The Red Cross is facing a huge blood shortage amid the coronavirus pandemic and is asking healthy Americans to donate.
Thousands of blood drives have been canceled as the over the last couple weeks as the public has been warned against gathering with a large number of people. Red Cross spokesman Anthony Tornetta said Friday on “Fox & Friends” that there is still a critical need for blood.
“Roughly about 250,000 blood donations were not made because of those cancellations,” he explained. “And so, we’re asking the American public to schedule donations and help us move forward in the weeks and months ahead.”
The blood drives have been canceled over the fear of spreading the virus to the people there, but Tornetta explained that the Red Cross has implemented a few extra cautionary steps since the outbreak. He added that the safety of the Red Cross’s donors and staff has “always been [their] top priority.”
“We’ve always encouraged scheduling appointments and we’re going to continue to do that especially with the social distancing practice that we’ve implemented,” he said. “So, we want to make sure that you can schedule a donation and we can schedule you in a way that keeps everybody as safe as possible.”
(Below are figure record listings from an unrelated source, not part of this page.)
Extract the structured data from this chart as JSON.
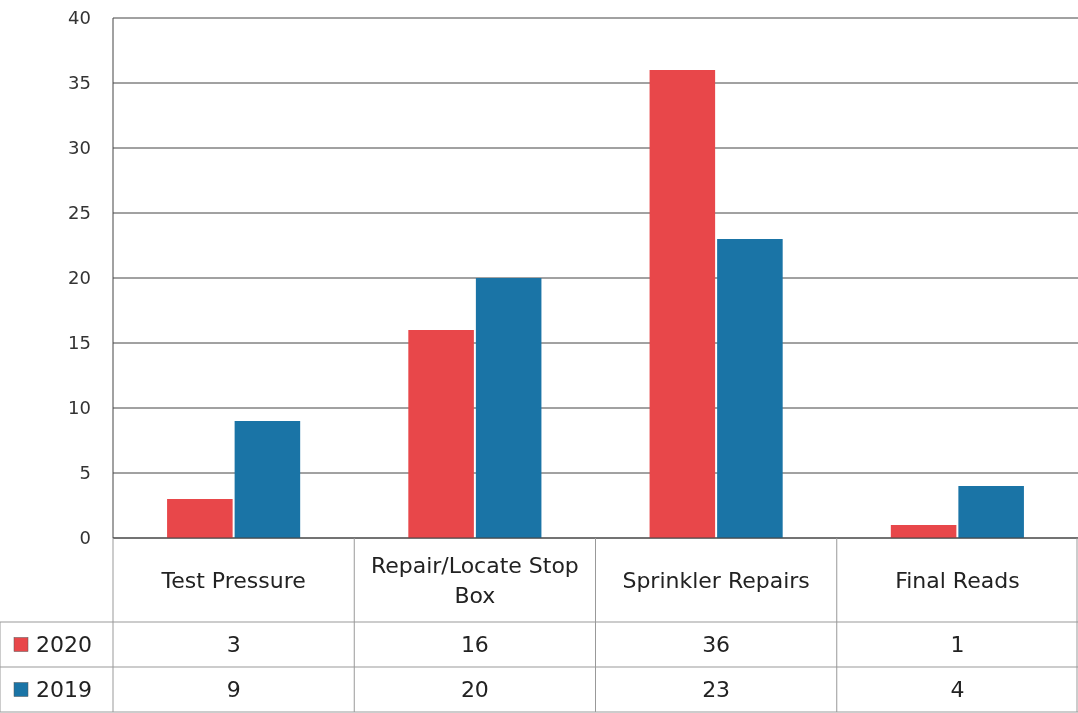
{
  "chart_data": {
    "type": "bar",
    "categories": [
      "Test Pressure",
      "Repair/Locate Stop Box",
      "Sprinkler Repairs",
      "Final Reads"
    ],
    "series": [
      {
        "name": "2020",
        "color": "#e8474a",
        "values": [
          3,
          16,
          36,
          1
        ]
      },
      {
        "name": "2019",
        "color": "#1a74a6",
        "values": [
          9,
          20,
          23,
          4
        ]
      }
    ],
    "ylim": [
      0,
      40
    ],
    "yticks": [
      0,
      5,
      10,
      15,
      20,
      25,
      30,
      35,
      40
    ],
    "grid": "y",
    "data_labels": true,
    "legend": "bottom left"
  }
}
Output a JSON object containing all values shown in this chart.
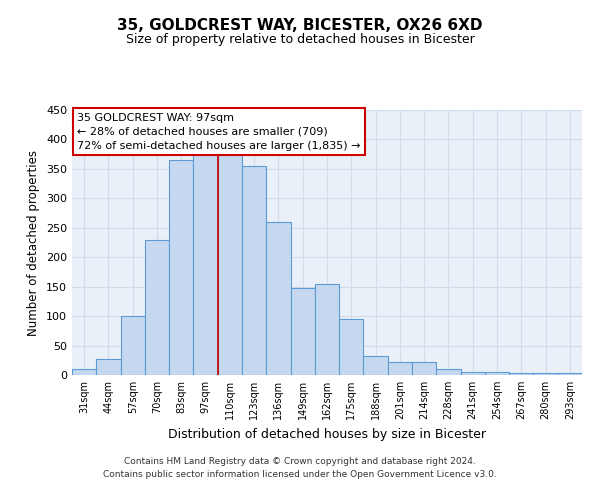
{
  "title": "35, GOLDCREST WAY, BICESTER, OX26 6XD",
  "subtitle": "Size of property relative to detached houses in Bicester",
  "xlabel": "Distribution of detached houses by size in Bicester",
  "ylabel": "Number of detached properties",
  "bar_labels": [
    "31sqm",
    "44sqm",
    "57sqm",
    "70sqm",
    "83sqm",
    "97sqm",
    "110sqm",
    "123sqm",
    "136sqm",
    "149sqm",
    "162sqm",
    "175sqm",
    "188sqm",
    "201sqm",
    "214sqm",
    "228sqm",
    "241sqm",
    "254sqm",
    "267sqm",
    "280sqm",
    "293sqm"
  ],
  "bar_heights": [
    10,
    27,
    100,
    230,
    365,
    375,
    375,
    355,
    260,
    147,
    155,
    95,
    33,
    22,
    22,
    10,
    5,
    5,
    3,
    3,
    3
  ],
  "bar_color": "#c5d8f0",
  "bar_edge_color": "#5b9bd5",
  "bar_edge_width": 0.8,
  "vline_x_idx": 5.5,
  "vline_color": "#cc0000",
  "ylim": [
    0,
    450
  ],
  "yticks": [
    0,
    50,
    100,
    150,
    200,
    250,
    300,
    350,
    400,
    450
  ],
  "grid_color": "#d0dce8",
  "annotation_title": "35 GOLDCREST WAY: 97sqm",
  "annotation_line2": "← 28% of detached houses are smaller (709)",
  "annotation_line3": "72% of semi-detached houses are larger (1,835) →",
  "annotation_box_color": "#ffffff",
  "annotation_box_edge_color": "#cc0000",
  "footer_line1": "Contains HM Land Registry data © Crown copyright and database right 2024.",
  "footer_line2": "Contains public sector information licensed under the Open Government Licence v3.0.",
  "background_color": "#eaf0f8",
  "fig_background_color": "#ffffff"
}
“We are checking temperatures of our donors and our staff and volunteers that arrive at blood drives before they arrive and after they leave. We’re also hand sanitizing everybody before, during, and after. We’re making sure they have plenty of hand sanitizer. We’re wiping down hard surfaces where anyone may have touched as they come in,” Tornetta added. “And, really just focusing on making sure that everybody feels comfortable.”
The Red Cross has urged the healthy public in several announcements to donate blood to help combat the coronavirus. On March 10, Chris Hrouda, the president of Red Cross Blood Services, said that as fear of the virus rises, fewer people donate, which in turn affects blood availability at hospitals.
“The last thing a patient should worry about is whether lifesaving blood will be on the shelf when they need it most,” he said. “We’re asking the American people to help keep the blood supply stable during this challenging time. As communities across the country prepare for this public health emergency, it’s critical that plans include a readily available blood supply for hospital patients.”
A week later, the Red Cross announced a blood shortage, saying that it “faces a severe blood shortage due to an unprecedented number of blood drive cancellations in response to the coronavirus outbreak.”
At the time, the blood drive cancellations at workplaces, college campuses, and schools resulted in about 86,000 fewer blood donations. According to the Red Cross, more than 80 percent of the blood it collects comes from drives held at locations of this type.
According to Johns Hopkins’ latest tracking data on Friday afternoon, there are more than 590,000 cases of coronavirus and more than 26,000 deaths across the globe, while more than 130,000 people have recovered from the virus. In the United States, there are more than 100,000 confirmed cases, 1,500 deaths, and 862 recoveries from the coronavirus. Those figures are suspected to be much greater due to the lack of available test kits, and delays in state reporting.